Cellophanes and waxed discs working to the lemon curd theme
Using different pens,
including yellow highlighter and gold marker to symbolise the lemons
Getting a good line is more difficult with some pens,
as the cellophanes slide around very easily
Note the trembly hand!
But I like the dimensionality of the holes.
They look very different when piled up
Showing a jam label attached too
Only certain pens work on the plain side of waxed discs.
Nothing works on the waxed side.

Sunday 24 November 2013

Draw, Paint, Print

Another wonderful class at the City Lit.  We were meant to be painting, using our previous prints as inspiration.  I was very tired having been out every day this week, and thought I was going to have a disastrous day, but it was great.

Last week's multi-layered mono print
Single layer monoprint using lots of ink
Single layer monoprint using overbrushed pre-used mono print
 I took a photocopy of the above prints, and tore out the imagery, so I had a template and a stencil.  I used the stencil as a mask to create many repetitions of exactly the same shape.  I used both sides of the stencil to give a little variation, as the handle then pointed to the right and left.

Considering positioning of the multiples on a single sheet
I am not very good with wet paint
But I liked this image.
Considering positioning of imagery in relation to each other
The left is monoprint and collage, the right is painting
Overlaid multiples
I like these all together,
and could see it developed as a half drop repeat print.
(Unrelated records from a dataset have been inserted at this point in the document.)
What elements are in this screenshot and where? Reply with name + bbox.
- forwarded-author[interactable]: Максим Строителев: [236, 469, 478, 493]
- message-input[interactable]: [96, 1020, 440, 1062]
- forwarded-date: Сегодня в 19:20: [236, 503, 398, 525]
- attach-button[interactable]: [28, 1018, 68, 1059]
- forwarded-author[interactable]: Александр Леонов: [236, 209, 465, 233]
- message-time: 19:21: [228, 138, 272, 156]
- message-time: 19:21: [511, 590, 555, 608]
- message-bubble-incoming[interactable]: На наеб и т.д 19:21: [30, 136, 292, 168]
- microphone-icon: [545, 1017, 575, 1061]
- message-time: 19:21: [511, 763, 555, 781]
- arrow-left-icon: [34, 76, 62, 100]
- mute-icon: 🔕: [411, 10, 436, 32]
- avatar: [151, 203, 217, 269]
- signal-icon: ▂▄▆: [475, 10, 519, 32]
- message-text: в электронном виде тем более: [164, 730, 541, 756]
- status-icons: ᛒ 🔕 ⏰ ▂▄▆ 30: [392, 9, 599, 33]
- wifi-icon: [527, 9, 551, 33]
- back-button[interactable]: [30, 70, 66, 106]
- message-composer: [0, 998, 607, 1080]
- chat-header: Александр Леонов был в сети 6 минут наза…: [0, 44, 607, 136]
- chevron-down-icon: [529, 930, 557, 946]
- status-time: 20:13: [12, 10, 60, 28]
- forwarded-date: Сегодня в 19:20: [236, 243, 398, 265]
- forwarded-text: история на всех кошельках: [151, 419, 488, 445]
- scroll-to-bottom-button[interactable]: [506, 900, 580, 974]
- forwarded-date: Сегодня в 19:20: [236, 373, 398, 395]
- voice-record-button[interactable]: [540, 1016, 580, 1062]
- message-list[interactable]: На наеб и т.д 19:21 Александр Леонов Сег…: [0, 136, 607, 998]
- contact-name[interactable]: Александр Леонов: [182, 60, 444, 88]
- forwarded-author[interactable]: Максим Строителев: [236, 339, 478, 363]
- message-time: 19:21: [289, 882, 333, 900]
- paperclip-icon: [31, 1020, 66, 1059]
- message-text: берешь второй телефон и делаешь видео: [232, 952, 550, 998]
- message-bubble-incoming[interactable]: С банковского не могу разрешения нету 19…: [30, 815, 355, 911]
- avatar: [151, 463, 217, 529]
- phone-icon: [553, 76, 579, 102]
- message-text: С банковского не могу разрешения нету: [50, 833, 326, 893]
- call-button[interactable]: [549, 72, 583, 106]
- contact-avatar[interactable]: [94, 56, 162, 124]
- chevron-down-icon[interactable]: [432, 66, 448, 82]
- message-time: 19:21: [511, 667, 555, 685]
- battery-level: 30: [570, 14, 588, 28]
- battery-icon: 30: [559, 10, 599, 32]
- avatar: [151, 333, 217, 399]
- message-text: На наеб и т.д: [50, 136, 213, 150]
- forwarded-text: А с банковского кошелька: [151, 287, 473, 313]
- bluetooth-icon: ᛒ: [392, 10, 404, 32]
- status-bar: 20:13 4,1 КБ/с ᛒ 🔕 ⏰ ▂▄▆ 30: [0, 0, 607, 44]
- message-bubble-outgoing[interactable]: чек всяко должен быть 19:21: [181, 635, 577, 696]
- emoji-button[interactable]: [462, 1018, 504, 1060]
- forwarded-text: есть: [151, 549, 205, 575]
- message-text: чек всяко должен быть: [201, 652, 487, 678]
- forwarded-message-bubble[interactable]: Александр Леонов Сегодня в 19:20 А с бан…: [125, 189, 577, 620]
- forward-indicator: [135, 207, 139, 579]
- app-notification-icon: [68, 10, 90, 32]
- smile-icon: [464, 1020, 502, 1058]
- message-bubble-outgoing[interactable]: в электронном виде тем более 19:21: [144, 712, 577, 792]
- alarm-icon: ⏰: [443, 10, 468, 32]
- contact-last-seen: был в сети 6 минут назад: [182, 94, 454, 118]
A helpful team at Art Class

I had been struggling with my artwork for some time but today I had such a lovely time at class.  This time Vanda got us drawing an object using fine line markers.  I have done this a lot in my own style, but this time we sectioned a page into 4 using masking tape, and drew over the tape, so that what was left when the tape was removed, was a section of the object.

I was drawing a simple water tumbler.  On the first image, it was a blank background, then the second had one random piece of found paper, the third had 2, and the fourth had 3.

All four shown together
.8 fine liner on plain paper
.8 marker with one piece of found paper
.3 marker with two pieces of found paper
.3 marker with 3 pieces of found paper
Then we did the same exercise, adding a colour medium.

.3 fine line marker
With yellow acrylic paint
With red watercolour
With blue acrylic paint
With a piece of torn found paper.
Atlas sea map is a good link with a water glass.
Watercolour wash over white crayon
With a tiny wash of grey
At lunchtime, as a group, we critiqued my unsuccessful jam jar work.  Key points were:

Handwriting is not working.  Information is important.  Typescript is anonymous and would support focus on message, not handwriting.

Measure in either minutes or hours.  Or seconds.  Do not combine measures.

Bar code.  Lines of type to link with a barcode.
Blow up bar code to grainy.  Look up up bar code art.

Are you measuring product or labour?

Consider different fonts.  Recipe books fonts from Mrs Beeton.

Match script quality to drawing quality.  (This is a compliment!!)

Labels.
Long line on tape.
Consider message/meaning.
How to label?
Tape?
Stuck on?
Tie on?
Barcode?
What is the message off labelling?
Bar code size.
Exquisitely effective
Consider an implement normally kept hidden in process

Waxed discs and cellophanes
Work on circles.
Positioning of images
Don't pink edges
Pieced fabric
Creases look good (!) so they can be seen to have been used
Just the jar covers
Display as a grid
Right number of jars
Batch numbers
Grid of cellophanes on wall plus one empty jar.

Consider Time
Multiples
Non-decorative
Medals
Badge of honour
Words for heroes
Label in the form of a medal
Jam font
Jam lids and labels

Get square sketchbook
Draw lots of labels.

Thank you team!  You are heroes for sharing so freely!!